How to to monitor Spark resource utilization

sparkctl integrates with rmon to monitor CPU, memory, disk, and network utilization of Spark.

This page shows how to enable it.

$ sparkctl configure --resource-monitor

By default, this enables monitoring of all resource types at a 5-second interval. Edit the resulting config.json to customize resource types or interval.

Start the Spark cluster as normal.

$ sparkctl start

sparkctl will enable resource monitoring with rmon in the background on all compute nodes. Whenever you stop the cluster after running your jobs:

$ sparkctl stop

sparkctl will stop rmon on all compute nodes, collect a summary of utilization stats, and produce interactive HTML plots.
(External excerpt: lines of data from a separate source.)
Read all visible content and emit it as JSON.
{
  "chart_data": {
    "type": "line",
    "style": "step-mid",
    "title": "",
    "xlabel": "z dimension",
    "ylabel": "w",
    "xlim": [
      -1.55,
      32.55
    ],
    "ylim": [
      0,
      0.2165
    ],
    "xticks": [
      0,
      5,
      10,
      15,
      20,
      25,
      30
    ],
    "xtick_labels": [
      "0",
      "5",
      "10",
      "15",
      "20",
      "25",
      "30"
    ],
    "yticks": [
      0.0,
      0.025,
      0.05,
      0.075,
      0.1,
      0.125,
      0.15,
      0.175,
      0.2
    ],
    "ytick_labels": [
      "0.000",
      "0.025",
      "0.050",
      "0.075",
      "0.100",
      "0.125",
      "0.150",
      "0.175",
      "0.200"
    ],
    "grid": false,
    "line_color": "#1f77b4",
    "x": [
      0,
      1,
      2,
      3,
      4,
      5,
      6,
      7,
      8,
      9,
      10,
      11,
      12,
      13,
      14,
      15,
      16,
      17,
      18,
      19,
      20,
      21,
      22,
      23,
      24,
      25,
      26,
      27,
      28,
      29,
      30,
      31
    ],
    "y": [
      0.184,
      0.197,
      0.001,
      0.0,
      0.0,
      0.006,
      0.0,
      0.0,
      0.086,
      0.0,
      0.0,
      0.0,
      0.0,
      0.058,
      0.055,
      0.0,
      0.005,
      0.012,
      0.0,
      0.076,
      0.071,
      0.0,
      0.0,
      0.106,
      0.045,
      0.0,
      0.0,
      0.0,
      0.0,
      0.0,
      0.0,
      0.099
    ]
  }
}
Those will be in ./stats-output/html by default.

Warning

If you don’t run sparkctl stop, rmon will keep running on all compute nodes indefinitely.

Managed execution

sparkctl offers a managed execution mode to help prevent cases where you forget to shut down Spark workers and rmon.

Add the --wait option to the start command as follows:

$ sparkctl start --wait

sparkctl will print Press Ctrl-C to shut down all Spark processes. to the console and then go to sleep without returning control to the shell.

Connect to the head node of the allocation and run your Spark jobs. When you’re done, press Ctrl-c in the original terminal to shut everything down.